Low incidence and temporal variation suggest underlying risks factors play a role
Which patients will develop TNFI-induced psoriasis – and why – have remained a mystery. Patients can develop TNFI psoriasis at any point during treatment, with cases reported as early as 1 week after initiation to several years following initiation. This temporal variation, along with a low incidence of this reaction in patients taking TNFIs (1-3 per 1,000 years),2,3 suggest that underlying risk factors play a role in the onset of TNFI psoriasis.
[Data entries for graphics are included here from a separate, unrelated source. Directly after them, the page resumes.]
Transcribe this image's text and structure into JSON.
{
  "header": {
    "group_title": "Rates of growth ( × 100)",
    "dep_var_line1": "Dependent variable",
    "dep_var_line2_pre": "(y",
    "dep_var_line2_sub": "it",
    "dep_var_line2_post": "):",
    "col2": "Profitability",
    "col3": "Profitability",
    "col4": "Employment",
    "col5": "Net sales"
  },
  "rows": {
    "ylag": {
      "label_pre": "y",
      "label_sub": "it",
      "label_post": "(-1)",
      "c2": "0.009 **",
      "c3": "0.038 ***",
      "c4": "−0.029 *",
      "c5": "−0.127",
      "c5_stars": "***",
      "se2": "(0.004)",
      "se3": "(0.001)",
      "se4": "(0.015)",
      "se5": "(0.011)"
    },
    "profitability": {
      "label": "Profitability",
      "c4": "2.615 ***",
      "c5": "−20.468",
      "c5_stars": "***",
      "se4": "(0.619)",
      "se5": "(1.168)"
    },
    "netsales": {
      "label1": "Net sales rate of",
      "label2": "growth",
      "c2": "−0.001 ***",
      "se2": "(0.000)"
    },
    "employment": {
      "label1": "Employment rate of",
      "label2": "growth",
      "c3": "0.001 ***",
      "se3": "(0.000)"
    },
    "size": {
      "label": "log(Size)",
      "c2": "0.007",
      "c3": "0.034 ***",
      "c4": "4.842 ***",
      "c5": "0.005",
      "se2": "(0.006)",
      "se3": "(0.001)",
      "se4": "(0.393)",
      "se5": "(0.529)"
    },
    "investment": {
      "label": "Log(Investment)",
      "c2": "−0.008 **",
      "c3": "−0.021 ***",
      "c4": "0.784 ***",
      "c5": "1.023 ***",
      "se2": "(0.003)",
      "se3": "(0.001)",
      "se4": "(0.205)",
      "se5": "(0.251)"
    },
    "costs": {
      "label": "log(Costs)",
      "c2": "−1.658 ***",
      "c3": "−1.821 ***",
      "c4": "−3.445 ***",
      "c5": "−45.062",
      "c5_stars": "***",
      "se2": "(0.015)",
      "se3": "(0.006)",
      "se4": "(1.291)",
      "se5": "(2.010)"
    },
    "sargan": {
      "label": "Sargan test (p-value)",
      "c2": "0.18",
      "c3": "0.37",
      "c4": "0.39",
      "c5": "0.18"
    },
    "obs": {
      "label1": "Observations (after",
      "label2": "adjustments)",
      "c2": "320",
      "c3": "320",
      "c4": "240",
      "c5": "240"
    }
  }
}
Our study adds to the existing literature suggesting that genetics, psychological stress and (perhaps) tobacco are associated with the development of TNFI-induced psoriasis. Although we had hoped to identify specific triggers, we only identified acute psychological stress as a trigger that might explain some of the temporal variability. Future studies are needed to confirm these associations and explore external triggers of TNFI psoriasis.
- Ya J, Hu J, Nowacki J, et al. Family history of psoriasis, psychological stressors, and tobacco use are associated with the development of tumor necrosis factor-α inhibitor-induced psoriasis: A case-controlled study. J Am Acad Dermatol. 2020 Dec;83(6):1599-1605.
- Collamer AN, Battafarano DF. Psoriatic skin lesions induced by tumor necrosis factor antagonist therapy: clinical features and possible immunopathogenesis. Semin Arthritis Rheum. 2010;40:233-240.
- Tillack C, Ehmann LM, Friedrich M, et al. Anti-TNF antibody-induced psoriasiform skin lesions in patients with inflammatory bowel disease are characterized by interferon-g-expressing Th1 cells and IL-17A/IL-22-expressing Th17 cells and respond to anti-IL-12/IL-23 antibody treatment. Gut. 2014;63:567-577.